Meet The Mursi Tribe, Warrior people

    Mursi Tribe

    The Mursi tribe is one of the most popular and attractive tribes in Ethiopia. This people are mainly located in the Debub Omo Zone of the Southern Nations, Nationalities, and People’s Region, and it is closer to the border with South Sudan.

    Report from the 2007 national census suggested that, there are up to 11,500 Mursi, 848 of whom live in urban areas while a total number of 92.25% live in the Southern Nations, Nationalities, and People’s Region.

    Most interestingly, they are surrounded by mountains between the Omo River and its tributary the Mago, their home is widely regarded as one of the most isolated regions of Ethiopia.
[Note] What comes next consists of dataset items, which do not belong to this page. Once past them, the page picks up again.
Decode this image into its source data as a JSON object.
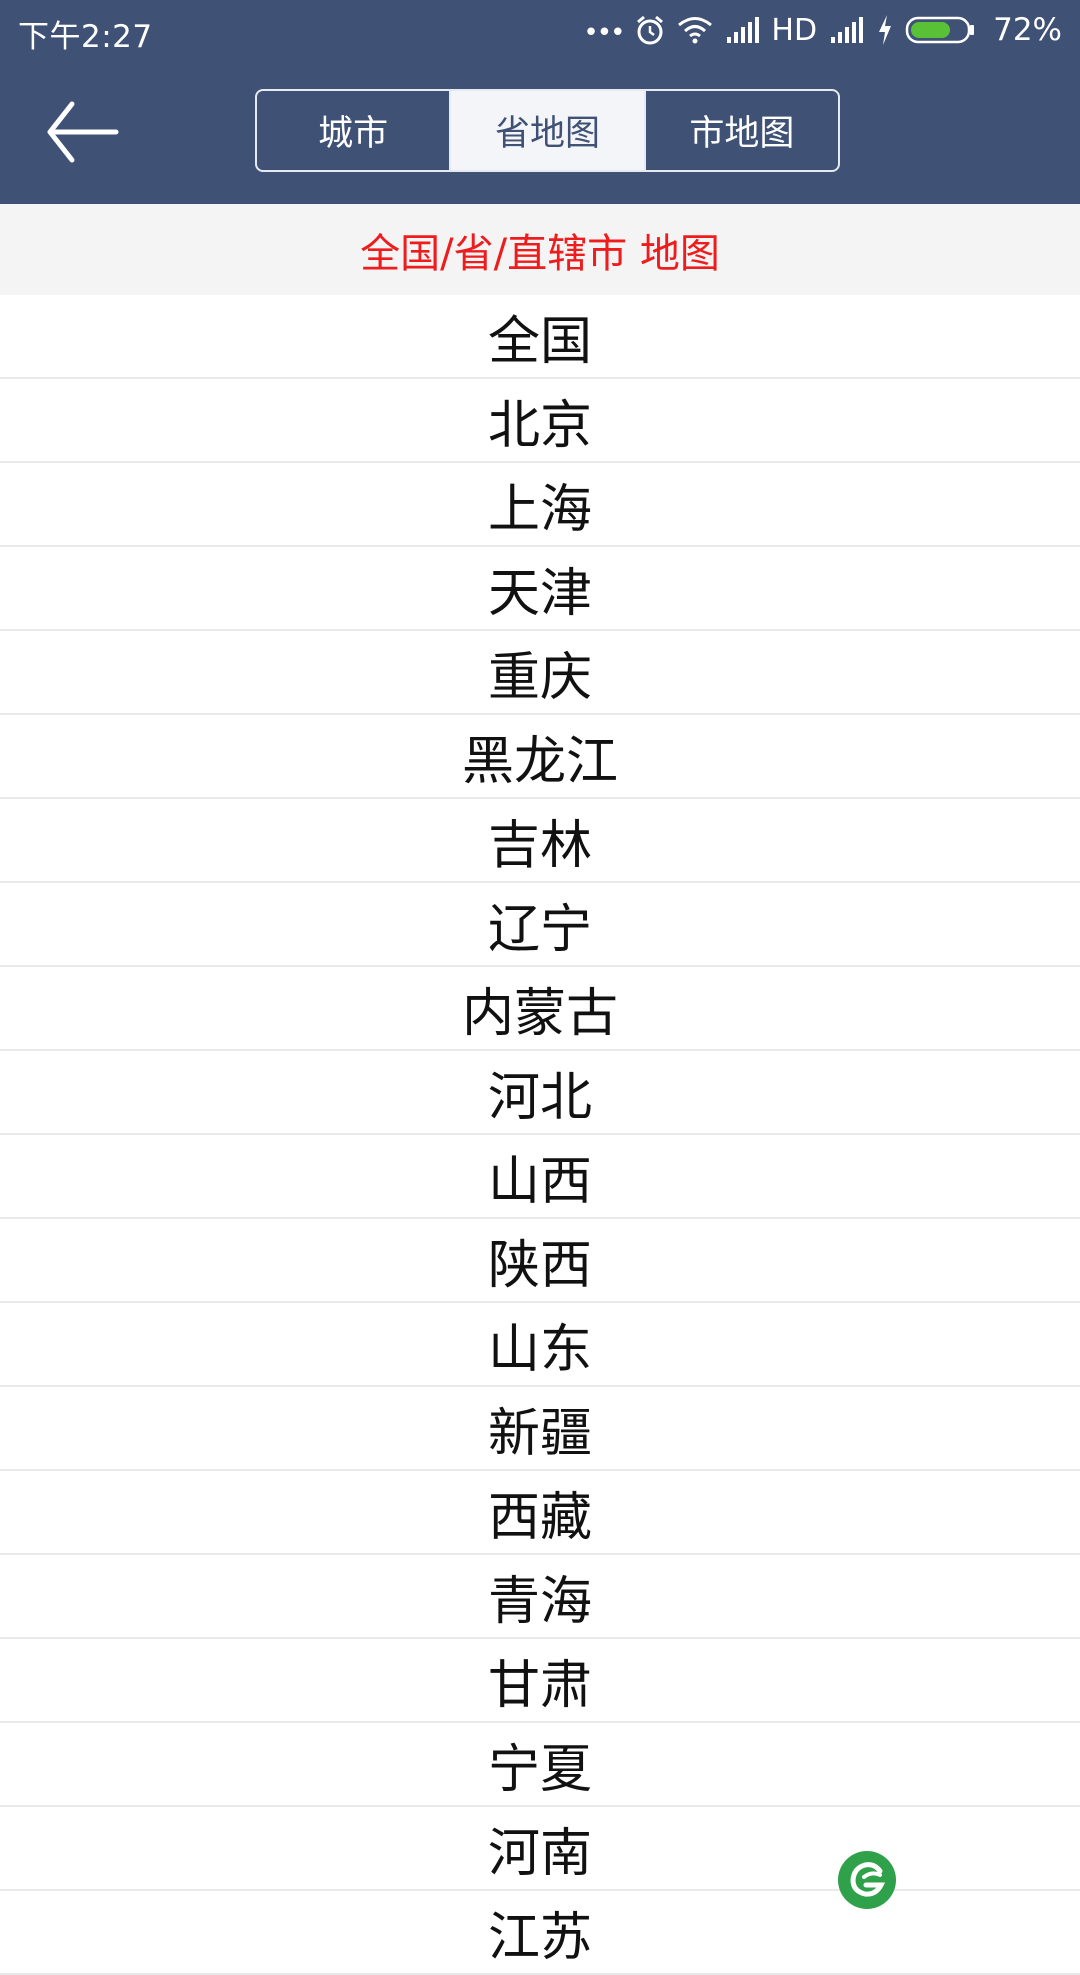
{
  "status_bar": {
    "time": "下午2:27",
    "dots": "•••",
    "network_type": "HD",
    "battery_percent": "72%",
    "battery_level": 0.72,
    "icons": [
      "more-dots-icon",
      "alarm-icon",
      "wifi-icon",
      "signal-icon",
      "signal-icon-2",
      "charging-icon",
      "battery-icon"
    ]
  },
  "header": {
    "back_icon": "back-arrow-icon",
    "tabs": [
      {
        "label": "城市",
        "active": false
      },
      {
        "label": "省地图",
        "active": true
      },
      {
        "label": "市地图",
        "active": false
      }
    ]
  },
  "subheader": {
    "title": "全国/省/直辖市 地图"
  },
  "regions": [
    "全国",
    "北京",
    "上海",
    "天津",
    "重庆",
    "黑龙江",
    "吉林",
    "辽宁",
    "内蒙古",
    "河北",
    "山西",
    "陕西",
    "山东",
    "新疆",
    "西藏",
    "青海",
    "甘肃",
    "宁夏",
    "河南",
    "江苏"
  ],
  "fab_icon": "app-logo-icon",
  "colors": {
    "header_bg": "#3f5175",
    "subheader_text": "#ee1c1c",
    "active_tab_bg": "#f4f5f8",
    "fab": "#2fa14a"
  }
}
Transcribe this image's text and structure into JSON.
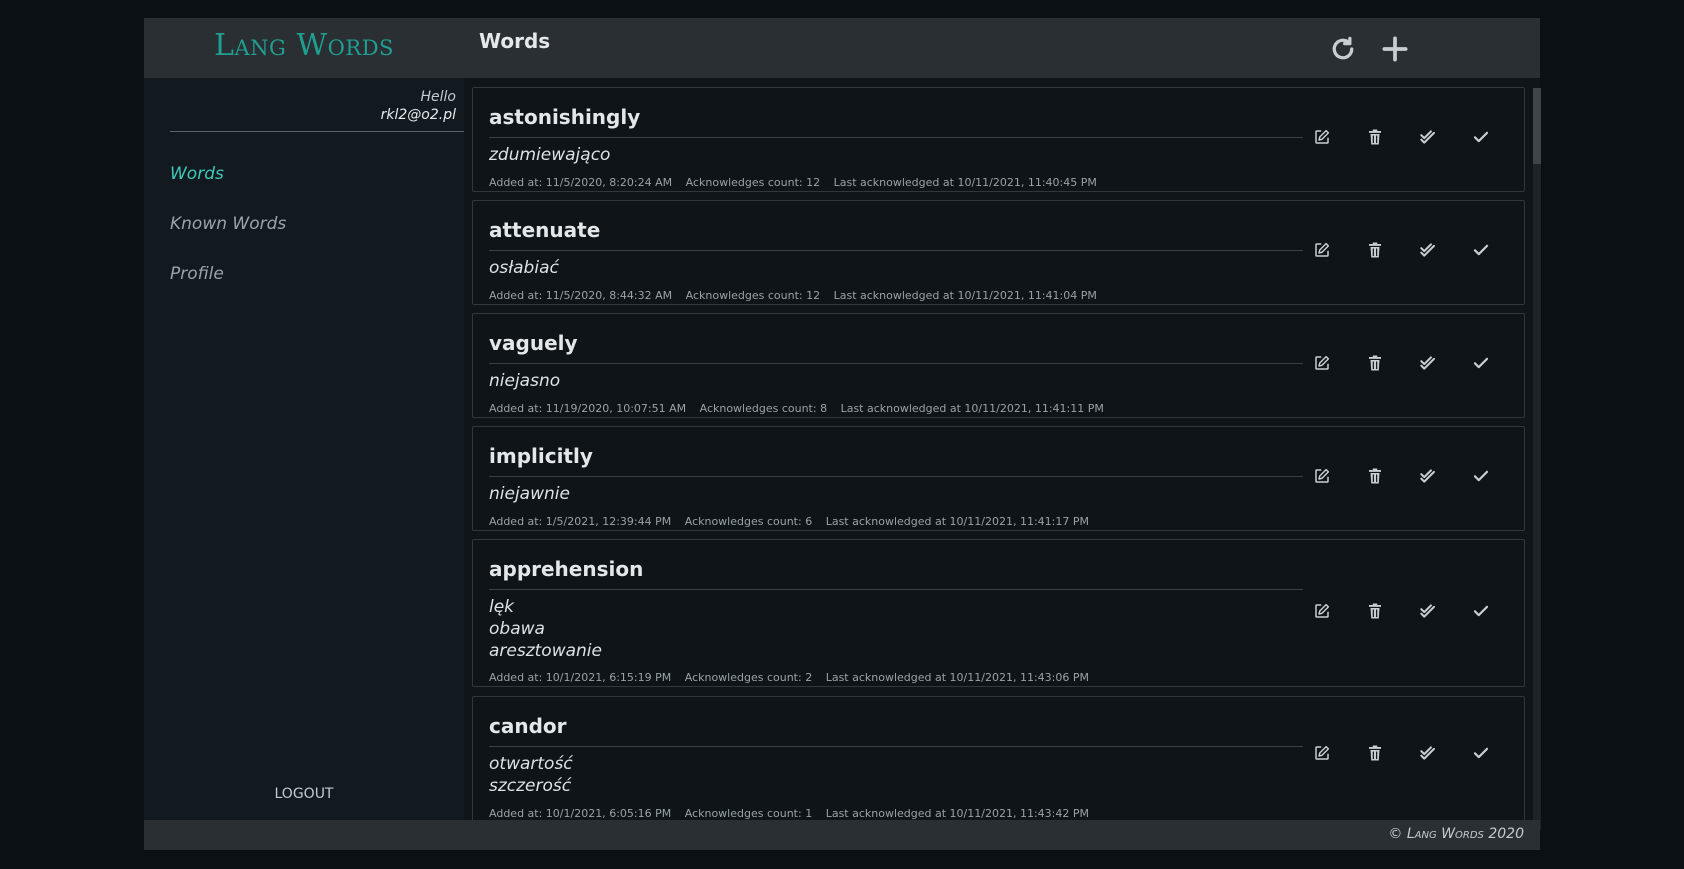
{
  "app": {
    "logo": "Lang Words",
    "page_title": "Words"
  },
  "toolbar": {
    "refresh_icon": "refresh-icon",
    "add_icon": "plus-icon"
  },
  "sidebar": {
    "greeting": "Hello",
    "email": "rkl2@o2.pl",
    "items": [
      {
        "label": "Words",
        "active": true
      },
      {
        "label": "Known Words",
        "active": false
      },
      {
        "label": "Profile",
        "active": false
      }
    ],
    "logout": "LOGOUT"
  },
  "words": [
    {
      "word": "astonishingly",
      "translations": [
        "zdumiewająco"
      ],
      "added": "Added at: 11/5/2020, 8:20:24 AM",
      "count": "Acknowledges count: 12",
      "last": "Last acknowledged at 10/11/2021, 11:40:45 PM"
    },
    {
      "word": "attenuate",
      "translations": [
        "osłabiać"
      ],
      "added": "Added at: 11/5/2020, 8:44:32 AM",
      "count": "Acknowledges count: 12",
      "last": "Last acknowledged at 10/11/2021, 11:41:04 PM"
    },
    {
      "word": "vaguely",
      "translations": [
        "niejasno"
      ],
      "added": "Added at: 11/19/2020, 10:07:51 AM",
      "count": "Acknowledges count: 8",
      "last": "Last acknowledged at 10/11/2021, 11:41:11 PM"
    },
    {
      "word": "implicitly",
      "translations": [
        "niejawnie"
      ],
      "added": "Added at: 1/5/2021, 12:39:44 PM",
      "count": "Acknowledges count: 6",
      "last": "Last acknowledged at 10/11/2021, 11:41:17 PM"
    },
    {
      "word": "apprehension",
      "translations": [
        "lęk",
        "obawa",
        "aresztowanie"
      ],
      "added": "Added at: 10/1/2021, 6:15:19 PM",
      "count": "Acknowledges count: 2",
      "last": "Last acknowledged at 10/11/2021, 11:43:06 PM"
    },
    {
      "word": "candor",
      "translations": [
        "otwartość",
        "szczerość"
      ],
      "added": "Added at: 10/1/2021, 6:05:16 PM",
      "count": "Acknowledges count: 1",
      "last": "Last acknowledged at 10/11/2021, 11:43:42 PM"
    }
  ],
  "word_actions": [
    "edit-icon",
    "trash-icon",
    "double-check-icon",
    "check-icon"
  ],
  "footer": {
    "copyright_symbol": "©",
    "brand": "Lang Words",
    "year": "2020"
  },
  "colors": {
    "accent": "#1f9e91",
    "active_nav": "#3fc8b8",
    "bar_bg": "#2a2f33"
  }
}
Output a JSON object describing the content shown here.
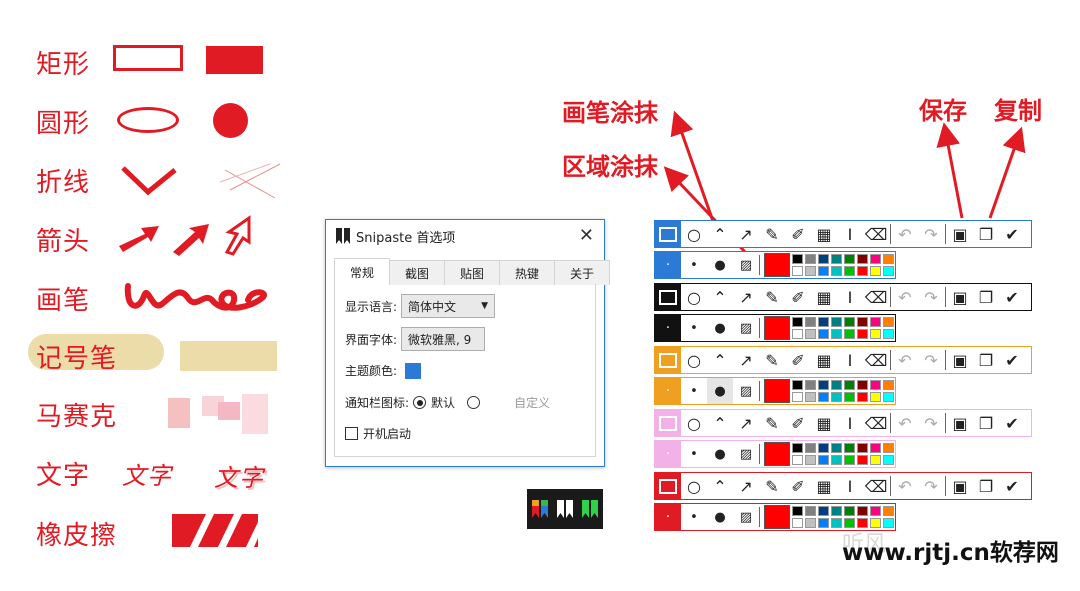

They also have great neighbors which include the Banna, the Aari, the Mekan, the Kwegu, the Karo, the Nyangatom, and the Suri.

    According to our research, it was found that they were grouped together with the Me’en and Suri by the Ethiopian government under the name Surma.

    Mursi Tribe

    The Mursi Tribe’s Religion and culture

    There are so many ways people or tribes experience forces but the Mursi experience a force that is greater than themselves which they call Tumwi.

    This greater force is usually located in the Sky and sometimes manifests itself as a rainbow or a bird. They have a principal religious and ritual office in their society which is known as Kômoru, the Priest or Shaman.

    When the community or the society is being threatened by calamities like drought, diseases, crop pests, the Kômoru in this case serves as a conduit for communication between the community and the deity (Tumwi). He also represents the wellbeing of the group as a whole.

    Ideally, the Kômoru should stay in Mursiland or even with his local community in order to maintain this connection between the people and the Tumwi. (bhuran). There are priestly families in two other clans, namely Garikuli and Bumai, but Komortê is generally regarded as the preeminent priestly tribe.

    Even though some Mursi have embraced Christianity, the faith of the Mursi people is categorized as Animism. In the northeastern region of Mursiland, there is a Serving in Mission Station that offers Christian instruction, primary medical treatment, and educational services.